Steelmaking in Electric Arc Furnace
With the development of the power industry until the late 19th century, the idea of using electricity as an energy source for steel production emerged. By 1900, small electric furnaces capable of melting about 1 ton of steel were introduced. These electric furnaces were mainly used for producing tool steel and replaced the traditional method of smelting in a hearth. By 1920, the size of the electric furnaces had increased to a capacity of 30 tons. Power supply was provided by a 3-phase 7.5 megavolt-ampere system, with three graphite electrodes being supplied through the roof, forming an arc between the electrodes and the furnace.

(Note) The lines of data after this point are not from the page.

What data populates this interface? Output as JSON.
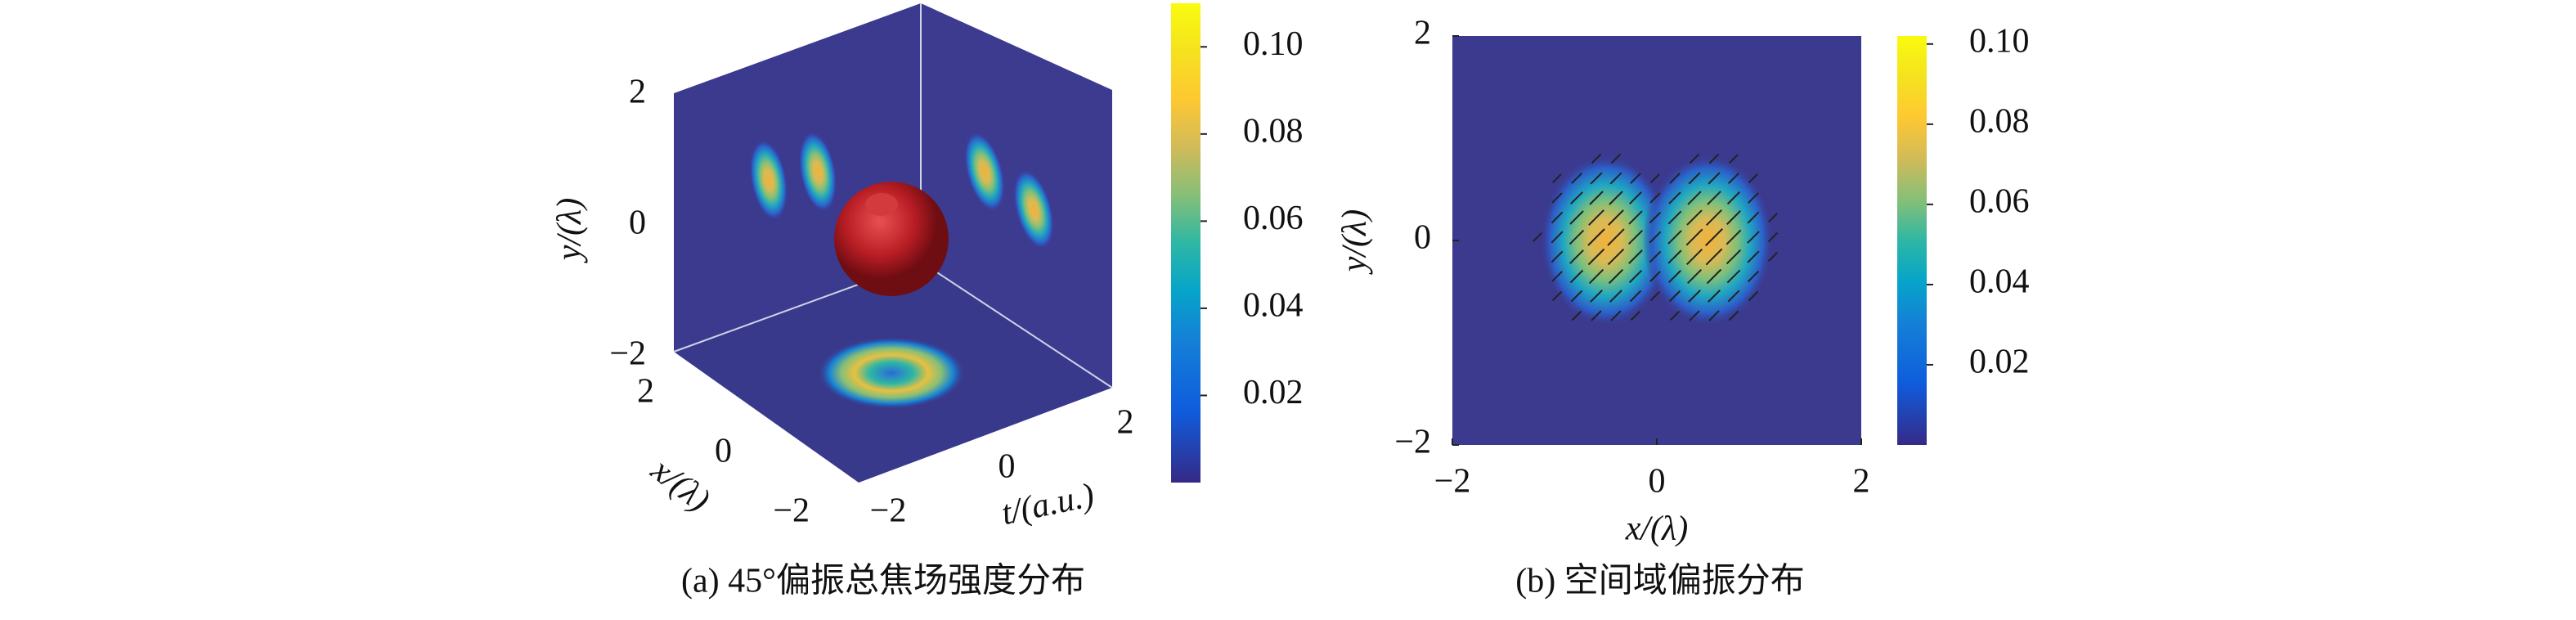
{
  "chart_data": [
    {
      "type": "isosurface3d",
      "xlabel": "x/(λ)",
      "ylabel": "y/(λ)",
      "zlabel": "t/(a.u.)",
      "xlim": [
        -2,
        2
      ],
      "ylim": [
        -2,
        2
      ],
      "zlim": [
        -2,
        2
      ],
      "xticks": [
        {
          "value": -2,
          "label": "−2"
        },
        0,
        2
      ],
      "yticks": [
        {
          "value": -2,
          "label": "−2"
        },
        0,
        2
      ],
      "zticks": [
        {
          "value": -2,
          "label": "−2"
        },
        0,
        2
      ],
      "colorbar": {
        "clim": [
          0,
          0.11
        ],
        "ticks": [
          0.02,
          0.04,
          0.06,
          0.08,
          {
            "value": 0.1,
            "label": "0.10"
          }
        ]
      },
      "caption": "(a) 45°偏振总焦场强度分布"
    },
    {
      "type": "heatmap",
      "xlabel": "x/(λ)",
      "ylabel": "y/(λ)",
      "xlim": [
        -2,
        2
      ],
      "ylim": [
        -2,
        2
      ],
      "xticks": [
        {
          "value": -2,
          "label": "−2"
        },
        0,
        2
      ],
      "yticks": [
        {
          "value": -2,
          "label": "−2"
        },
        0,
        2
      ],
      "colorbar": {
        "clim": [
          0,
          0.102
        ],
        "ticks": [
          0.02,
          0.04,
          0.06,
          0.08,
          {
            "value": 0.1,
            "label": "0.10"
          }
        ]
      },
      "caption": "(b) 空间域偏振分布"
    }
  ]
}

By 1950, the capacity of the electric furnaces had further increased to 50 tons, and the power supply reached 20 megavolt-amperes. Smaller arc furnaces were filled with acid refractories and were mainly used as melting units due to limited refining. Larger furnaces, however, had a basic lining made of refractory material and incorporated limestone to form slag. This slag helped remove impurities such as silicon, sulfur, and phosphorus from the molten metal. The furnaces could operate with a charge of either all scrap or a mixture of scrap and pig iron, producing steel of excellent quality with low sulfur and phosphorus content (0.01%). As a result, the basic electric arc process proved ideal for producing low-alloy steels and by 1950 had nearly replaced the open-hearth process of this capacity. During that time, electric furnaces produced about 10% (roughly 200 million tons worldwide) of the global steel production. However, the introduction of oxygen into the basic arc process accelerated its efficiency, causing electric furnaces to account for almost 30% of steel production by 1989. In that year, global steel production amounted to 770 million tons.